Belum
lama ini saya ada ngobrol dengan salah seorang yang bekerja di Badan Pertanahan
Nasional (BPN). Saya tak perlu menyebut di BPN mana rekan saya bekerja. Tak
etis dan juga tak ingin dirinya jad target bully banyak orang.
Obrolan yang berlangsung santai di lingkungan kantor BPN ketika itu membahas banyak macam tema. Termasuk juga sepak bola. Pun begitu, dari banyak macam tema yang dibahas, ada satu tema yang terasa sangat menggelitik saya.
Mau
tahu apa itu? “Notaris dan Pejabat Pembuat Akta Tanah (PPAT) sekarang banyak
yang bersuara keras untuk menolak keras
pungutan liar alias pungli yang hampir sehari-hari mereka dapati di BPN,” kata teman saya.

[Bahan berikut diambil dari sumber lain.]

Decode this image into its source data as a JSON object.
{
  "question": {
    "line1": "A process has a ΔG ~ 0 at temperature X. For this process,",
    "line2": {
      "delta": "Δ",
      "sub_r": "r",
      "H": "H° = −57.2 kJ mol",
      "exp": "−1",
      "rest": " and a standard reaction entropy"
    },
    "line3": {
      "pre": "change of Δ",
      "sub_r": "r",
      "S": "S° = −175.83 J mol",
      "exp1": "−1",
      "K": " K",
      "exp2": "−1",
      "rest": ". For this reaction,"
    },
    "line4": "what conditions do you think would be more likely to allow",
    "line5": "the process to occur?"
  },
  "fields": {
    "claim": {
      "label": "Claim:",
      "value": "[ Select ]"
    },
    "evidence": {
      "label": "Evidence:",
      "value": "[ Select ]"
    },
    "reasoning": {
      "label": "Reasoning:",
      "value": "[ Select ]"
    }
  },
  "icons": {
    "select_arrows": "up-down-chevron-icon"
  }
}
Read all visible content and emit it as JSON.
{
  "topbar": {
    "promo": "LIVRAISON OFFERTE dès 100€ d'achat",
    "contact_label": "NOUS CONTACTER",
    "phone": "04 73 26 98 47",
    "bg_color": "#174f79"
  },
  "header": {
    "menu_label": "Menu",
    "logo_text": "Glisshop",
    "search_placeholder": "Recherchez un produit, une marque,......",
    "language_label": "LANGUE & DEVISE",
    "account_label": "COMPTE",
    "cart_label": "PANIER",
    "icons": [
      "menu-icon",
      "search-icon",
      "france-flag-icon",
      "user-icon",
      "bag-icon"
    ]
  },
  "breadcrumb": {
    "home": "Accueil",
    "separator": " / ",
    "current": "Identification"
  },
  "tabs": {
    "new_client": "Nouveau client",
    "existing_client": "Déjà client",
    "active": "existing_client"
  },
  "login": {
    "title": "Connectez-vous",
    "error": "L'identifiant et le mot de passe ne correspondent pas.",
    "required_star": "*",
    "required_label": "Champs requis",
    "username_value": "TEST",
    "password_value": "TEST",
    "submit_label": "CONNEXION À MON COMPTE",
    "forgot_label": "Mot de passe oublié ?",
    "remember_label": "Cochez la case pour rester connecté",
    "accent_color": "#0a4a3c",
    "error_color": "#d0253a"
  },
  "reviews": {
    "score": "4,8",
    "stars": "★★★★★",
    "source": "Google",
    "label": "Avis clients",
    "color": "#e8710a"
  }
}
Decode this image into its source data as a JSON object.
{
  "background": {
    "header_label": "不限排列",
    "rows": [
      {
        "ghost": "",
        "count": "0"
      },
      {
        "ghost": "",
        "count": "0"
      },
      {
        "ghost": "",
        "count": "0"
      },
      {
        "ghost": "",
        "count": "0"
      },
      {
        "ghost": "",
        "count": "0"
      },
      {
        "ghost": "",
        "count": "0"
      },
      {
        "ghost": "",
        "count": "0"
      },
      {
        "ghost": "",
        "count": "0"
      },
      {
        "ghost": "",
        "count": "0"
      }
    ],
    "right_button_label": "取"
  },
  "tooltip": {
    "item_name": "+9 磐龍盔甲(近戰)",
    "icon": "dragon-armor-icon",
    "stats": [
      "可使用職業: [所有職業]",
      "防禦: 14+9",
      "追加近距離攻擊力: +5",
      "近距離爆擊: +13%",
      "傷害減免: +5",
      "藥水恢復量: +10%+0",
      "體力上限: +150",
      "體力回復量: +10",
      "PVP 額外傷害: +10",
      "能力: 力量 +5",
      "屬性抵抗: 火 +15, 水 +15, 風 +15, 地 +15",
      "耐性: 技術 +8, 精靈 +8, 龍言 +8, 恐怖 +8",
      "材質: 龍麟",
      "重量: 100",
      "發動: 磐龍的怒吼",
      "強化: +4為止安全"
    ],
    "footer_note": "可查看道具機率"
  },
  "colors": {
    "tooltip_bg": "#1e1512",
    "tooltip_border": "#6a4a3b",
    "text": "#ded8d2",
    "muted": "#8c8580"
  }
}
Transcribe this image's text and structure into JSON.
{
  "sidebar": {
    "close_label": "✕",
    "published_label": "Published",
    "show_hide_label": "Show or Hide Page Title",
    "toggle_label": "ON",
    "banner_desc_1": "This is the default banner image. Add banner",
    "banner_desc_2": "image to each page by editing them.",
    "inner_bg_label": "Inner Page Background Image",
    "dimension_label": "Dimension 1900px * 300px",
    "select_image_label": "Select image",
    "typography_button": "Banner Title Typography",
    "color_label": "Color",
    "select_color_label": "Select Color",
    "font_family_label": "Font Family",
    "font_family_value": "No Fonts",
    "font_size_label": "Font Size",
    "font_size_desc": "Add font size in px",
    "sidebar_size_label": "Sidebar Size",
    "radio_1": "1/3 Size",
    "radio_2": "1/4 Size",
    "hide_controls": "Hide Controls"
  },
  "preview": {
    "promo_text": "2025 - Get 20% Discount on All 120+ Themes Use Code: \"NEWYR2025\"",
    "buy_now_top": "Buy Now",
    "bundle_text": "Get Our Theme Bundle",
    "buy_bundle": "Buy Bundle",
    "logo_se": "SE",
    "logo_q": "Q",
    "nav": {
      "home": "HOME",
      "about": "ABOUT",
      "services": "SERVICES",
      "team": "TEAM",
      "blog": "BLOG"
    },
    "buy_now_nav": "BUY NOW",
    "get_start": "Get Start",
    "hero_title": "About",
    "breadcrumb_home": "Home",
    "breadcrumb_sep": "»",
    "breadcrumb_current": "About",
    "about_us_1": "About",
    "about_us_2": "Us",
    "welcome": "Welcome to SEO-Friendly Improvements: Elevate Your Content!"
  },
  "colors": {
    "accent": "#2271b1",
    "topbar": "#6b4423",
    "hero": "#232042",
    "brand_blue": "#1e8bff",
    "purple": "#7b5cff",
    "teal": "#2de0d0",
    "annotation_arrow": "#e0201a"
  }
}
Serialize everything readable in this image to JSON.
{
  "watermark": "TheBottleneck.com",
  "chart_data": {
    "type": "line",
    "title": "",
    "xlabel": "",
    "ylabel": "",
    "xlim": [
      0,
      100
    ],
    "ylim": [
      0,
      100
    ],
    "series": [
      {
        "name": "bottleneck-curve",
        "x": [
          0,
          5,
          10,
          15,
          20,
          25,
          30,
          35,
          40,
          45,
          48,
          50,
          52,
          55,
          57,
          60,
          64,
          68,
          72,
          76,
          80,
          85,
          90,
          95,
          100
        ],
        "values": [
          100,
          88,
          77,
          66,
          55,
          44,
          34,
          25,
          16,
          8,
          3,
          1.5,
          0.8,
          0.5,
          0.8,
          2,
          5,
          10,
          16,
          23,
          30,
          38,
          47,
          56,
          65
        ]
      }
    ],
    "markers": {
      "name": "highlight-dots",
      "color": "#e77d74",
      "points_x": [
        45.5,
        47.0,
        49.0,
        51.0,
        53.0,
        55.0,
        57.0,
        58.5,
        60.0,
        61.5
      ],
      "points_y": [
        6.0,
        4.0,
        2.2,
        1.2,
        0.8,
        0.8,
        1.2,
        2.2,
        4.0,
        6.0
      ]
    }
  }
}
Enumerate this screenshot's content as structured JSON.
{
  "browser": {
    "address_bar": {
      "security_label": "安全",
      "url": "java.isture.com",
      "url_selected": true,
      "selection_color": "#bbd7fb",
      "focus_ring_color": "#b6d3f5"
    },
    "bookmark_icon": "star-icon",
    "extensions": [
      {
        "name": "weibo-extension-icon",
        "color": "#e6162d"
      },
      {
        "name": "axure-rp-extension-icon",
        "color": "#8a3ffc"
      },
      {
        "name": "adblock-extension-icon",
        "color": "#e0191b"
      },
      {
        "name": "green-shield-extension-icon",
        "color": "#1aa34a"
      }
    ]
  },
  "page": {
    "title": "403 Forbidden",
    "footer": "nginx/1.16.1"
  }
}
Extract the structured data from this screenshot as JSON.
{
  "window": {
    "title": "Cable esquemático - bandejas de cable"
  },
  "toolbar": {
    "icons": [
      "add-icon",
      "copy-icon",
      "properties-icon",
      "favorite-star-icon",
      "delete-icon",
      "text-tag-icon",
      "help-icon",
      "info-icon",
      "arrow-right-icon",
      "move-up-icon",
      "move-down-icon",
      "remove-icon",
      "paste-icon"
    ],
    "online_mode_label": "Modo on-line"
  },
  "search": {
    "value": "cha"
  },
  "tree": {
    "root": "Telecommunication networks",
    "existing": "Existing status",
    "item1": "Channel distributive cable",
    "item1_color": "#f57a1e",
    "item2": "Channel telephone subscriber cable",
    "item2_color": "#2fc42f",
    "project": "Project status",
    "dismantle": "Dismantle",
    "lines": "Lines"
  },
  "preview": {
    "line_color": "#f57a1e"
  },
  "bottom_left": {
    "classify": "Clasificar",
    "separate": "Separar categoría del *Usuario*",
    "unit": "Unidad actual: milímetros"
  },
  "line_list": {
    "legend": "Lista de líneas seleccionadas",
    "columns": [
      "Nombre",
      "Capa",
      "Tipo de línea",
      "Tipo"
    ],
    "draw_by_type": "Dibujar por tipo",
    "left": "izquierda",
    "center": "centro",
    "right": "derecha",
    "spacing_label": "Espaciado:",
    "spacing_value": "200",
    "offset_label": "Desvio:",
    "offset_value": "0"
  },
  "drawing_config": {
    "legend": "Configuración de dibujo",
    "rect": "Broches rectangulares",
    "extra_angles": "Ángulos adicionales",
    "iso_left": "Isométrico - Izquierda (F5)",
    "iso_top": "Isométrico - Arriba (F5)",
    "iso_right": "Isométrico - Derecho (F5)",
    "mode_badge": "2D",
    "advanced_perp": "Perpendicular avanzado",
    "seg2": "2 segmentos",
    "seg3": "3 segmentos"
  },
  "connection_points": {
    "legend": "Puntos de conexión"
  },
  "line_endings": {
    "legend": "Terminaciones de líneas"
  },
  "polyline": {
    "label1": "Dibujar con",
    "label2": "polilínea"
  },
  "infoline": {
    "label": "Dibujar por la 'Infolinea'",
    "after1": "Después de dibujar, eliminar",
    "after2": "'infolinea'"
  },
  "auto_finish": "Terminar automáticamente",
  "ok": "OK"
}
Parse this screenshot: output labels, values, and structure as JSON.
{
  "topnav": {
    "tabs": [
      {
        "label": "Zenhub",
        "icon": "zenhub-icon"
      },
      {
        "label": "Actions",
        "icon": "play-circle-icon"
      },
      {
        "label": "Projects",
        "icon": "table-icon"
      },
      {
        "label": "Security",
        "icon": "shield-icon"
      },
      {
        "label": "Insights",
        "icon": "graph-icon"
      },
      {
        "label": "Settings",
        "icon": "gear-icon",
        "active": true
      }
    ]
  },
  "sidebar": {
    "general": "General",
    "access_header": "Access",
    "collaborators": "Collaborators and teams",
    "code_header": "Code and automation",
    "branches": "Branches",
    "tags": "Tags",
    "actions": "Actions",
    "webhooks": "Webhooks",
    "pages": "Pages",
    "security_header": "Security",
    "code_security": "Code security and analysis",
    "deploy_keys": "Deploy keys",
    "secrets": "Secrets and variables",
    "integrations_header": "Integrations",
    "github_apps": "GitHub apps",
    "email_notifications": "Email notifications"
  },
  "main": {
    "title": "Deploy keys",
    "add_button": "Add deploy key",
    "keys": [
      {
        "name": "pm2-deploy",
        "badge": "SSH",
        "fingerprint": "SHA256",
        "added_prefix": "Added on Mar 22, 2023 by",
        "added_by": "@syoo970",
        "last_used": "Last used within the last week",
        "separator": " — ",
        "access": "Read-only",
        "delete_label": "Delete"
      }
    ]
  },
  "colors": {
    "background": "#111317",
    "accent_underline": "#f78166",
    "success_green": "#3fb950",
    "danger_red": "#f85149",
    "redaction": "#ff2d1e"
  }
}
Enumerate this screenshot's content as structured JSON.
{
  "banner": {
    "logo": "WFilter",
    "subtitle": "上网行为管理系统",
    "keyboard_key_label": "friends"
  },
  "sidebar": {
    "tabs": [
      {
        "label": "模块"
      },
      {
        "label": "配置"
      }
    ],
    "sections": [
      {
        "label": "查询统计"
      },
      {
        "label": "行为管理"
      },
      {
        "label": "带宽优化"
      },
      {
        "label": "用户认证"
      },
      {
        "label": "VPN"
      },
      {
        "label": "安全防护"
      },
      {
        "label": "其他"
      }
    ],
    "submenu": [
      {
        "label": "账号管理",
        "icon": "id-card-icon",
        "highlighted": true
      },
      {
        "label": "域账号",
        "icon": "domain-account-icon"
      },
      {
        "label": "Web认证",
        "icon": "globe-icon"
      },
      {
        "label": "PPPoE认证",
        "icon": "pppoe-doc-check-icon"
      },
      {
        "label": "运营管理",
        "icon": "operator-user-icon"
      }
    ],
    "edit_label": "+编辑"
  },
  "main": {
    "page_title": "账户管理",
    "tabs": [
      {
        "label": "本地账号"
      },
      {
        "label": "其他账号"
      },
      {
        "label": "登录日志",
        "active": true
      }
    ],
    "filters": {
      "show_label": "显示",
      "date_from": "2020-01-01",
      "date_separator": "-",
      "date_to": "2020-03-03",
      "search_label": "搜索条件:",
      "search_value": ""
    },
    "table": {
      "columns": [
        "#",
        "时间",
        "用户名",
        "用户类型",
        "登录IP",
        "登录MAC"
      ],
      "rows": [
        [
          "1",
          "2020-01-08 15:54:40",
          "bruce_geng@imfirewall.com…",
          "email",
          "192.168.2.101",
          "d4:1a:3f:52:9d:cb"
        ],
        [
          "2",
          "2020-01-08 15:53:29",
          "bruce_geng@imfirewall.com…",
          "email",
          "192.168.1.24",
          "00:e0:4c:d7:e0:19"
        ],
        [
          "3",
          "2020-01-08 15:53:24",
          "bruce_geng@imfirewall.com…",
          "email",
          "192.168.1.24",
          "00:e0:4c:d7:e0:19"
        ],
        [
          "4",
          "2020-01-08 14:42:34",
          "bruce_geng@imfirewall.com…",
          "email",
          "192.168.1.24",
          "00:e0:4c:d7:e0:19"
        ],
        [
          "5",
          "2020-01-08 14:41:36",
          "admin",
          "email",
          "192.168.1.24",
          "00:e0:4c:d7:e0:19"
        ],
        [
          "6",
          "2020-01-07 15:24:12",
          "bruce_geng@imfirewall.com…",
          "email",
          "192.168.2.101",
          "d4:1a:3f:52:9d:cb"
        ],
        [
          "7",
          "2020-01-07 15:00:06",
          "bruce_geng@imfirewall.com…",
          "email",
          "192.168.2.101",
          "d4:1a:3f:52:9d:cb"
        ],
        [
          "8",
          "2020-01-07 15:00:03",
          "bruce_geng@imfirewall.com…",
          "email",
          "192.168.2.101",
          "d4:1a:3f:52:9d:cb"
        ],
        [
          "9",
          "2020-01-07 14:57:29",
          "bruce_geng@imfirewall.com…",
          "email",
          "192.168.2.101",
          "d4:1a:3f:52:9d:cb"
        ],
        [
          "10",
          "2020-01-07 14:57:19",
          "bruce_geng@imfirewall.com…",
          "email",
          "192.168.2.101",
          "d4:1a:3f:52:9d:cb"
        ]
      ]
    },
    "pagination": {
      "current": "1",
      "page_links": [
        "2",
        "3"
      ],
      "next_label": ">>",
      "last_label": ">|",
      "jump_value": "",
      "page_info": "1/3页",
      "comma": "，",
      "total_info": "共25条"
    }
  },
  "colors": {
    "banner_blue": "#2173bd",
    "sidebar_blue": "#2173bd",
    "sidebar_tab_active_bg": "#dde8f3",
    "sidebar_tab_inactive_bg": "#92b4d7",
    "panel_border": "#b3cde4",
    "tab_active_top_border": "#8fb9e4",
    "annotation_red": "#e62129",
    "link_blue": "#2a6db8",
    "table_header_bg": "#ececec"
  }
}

“Oww, bagus dong, itu,” sambut saya.
“Iya
bagus karena jadi simbol apresiasi mereka atas terwujudnya tim Satgas Sapu Bersih Pungutan Liar (Saber
Pungli) Pertanahan. Tapi untuk apa kalau bagusnya cuma sebagai simbol,” jawab
rekan saya.
“Suara
keras mereka menolak pungli di BPN sama artinya dengan pemahaman maling teriak
maling. Mereka juga maling tapi teriakin
orang lain yang maling,” cetusnya lagi.
Olala,
kok, begitu?
Begini
deh, lanjut teman saya, fakta lapangan membuktikan bahwa PPAT dominan terlibat
langsung dengan masyarakat di urusan pertanahan. Entah itu urusan akta jual
beli (AJB) untuk peralihan hak atau balik nama, entah itu urusan AJB untuk
proses peningkatan hak dari girik menjadi sertifikat, atau urusan-urusan
pertanahan lainnya.
Satu
contoh gampangnya boleh diambil ke proses peralihan hak atau balik nama. Jika
masyarakat mengurus dan memohon sendiri ke BPN, biaya yang dibebankan secara
resmi untuk urusan ini bisa dicek langsung dan dibayarkan melalui bank.
Rumus
biaya untuk urusan ini adalah Rp50.000 ditambah 1 per mil NJOP. Bervariasi
memang. Tapi tak sampai membuat kerongkongan tercekat saat mendengarnya.
Pun
begitu, fakta lapangan toh, tak mencerminkan hal tersebut. Disebutkan teman
saya, jika diambil rata-rata 100 pemohon setiap hari di BPN, yang murni memohon
sendiri rata-rata maksimal cuma 10 orang. Sisanya yang 90 pemohon lagi
mengajukan permohonan melalui perantara PPAT dan orang-orang PPAT.
PPAT
dan orang-orang PPAT itu menjual jasa pengurusan sampai selesai ke masyarakat.
Berapa nilainya?
“Tanah
yang cuma 35 m2 aja bisa dikenakan biaya AJB sekaligus balik nama Rp12 juta ke
pemohon. Dari angka tersebut yang masuk ke kantong oknum pegawai BPN dan jadi
kriteria pungli paling banter Rp1 juta
hingga Rp2 juta. Sisanya jadi cuan PPAT dan orang-orang PPAT,” bebernya.
“Kalau
sesekali okelah kita bisa anggap jual jasa. Tapi kalau tiap hari ada masukin
permohonan ke BPN apa itu ga disebut calo,” sungutnya.
“Dan
catat, rata-rata PPAT itu ga mau cuma buat AJB saja tanpa terlibat untuk proses
berikutnya ke BPN. Makanya hampir semua masyarakat melimpahkan urusan
sertifikasi pertanahan mereka ke PPAT. Tak banyak yang memohon sendiri ke BPN.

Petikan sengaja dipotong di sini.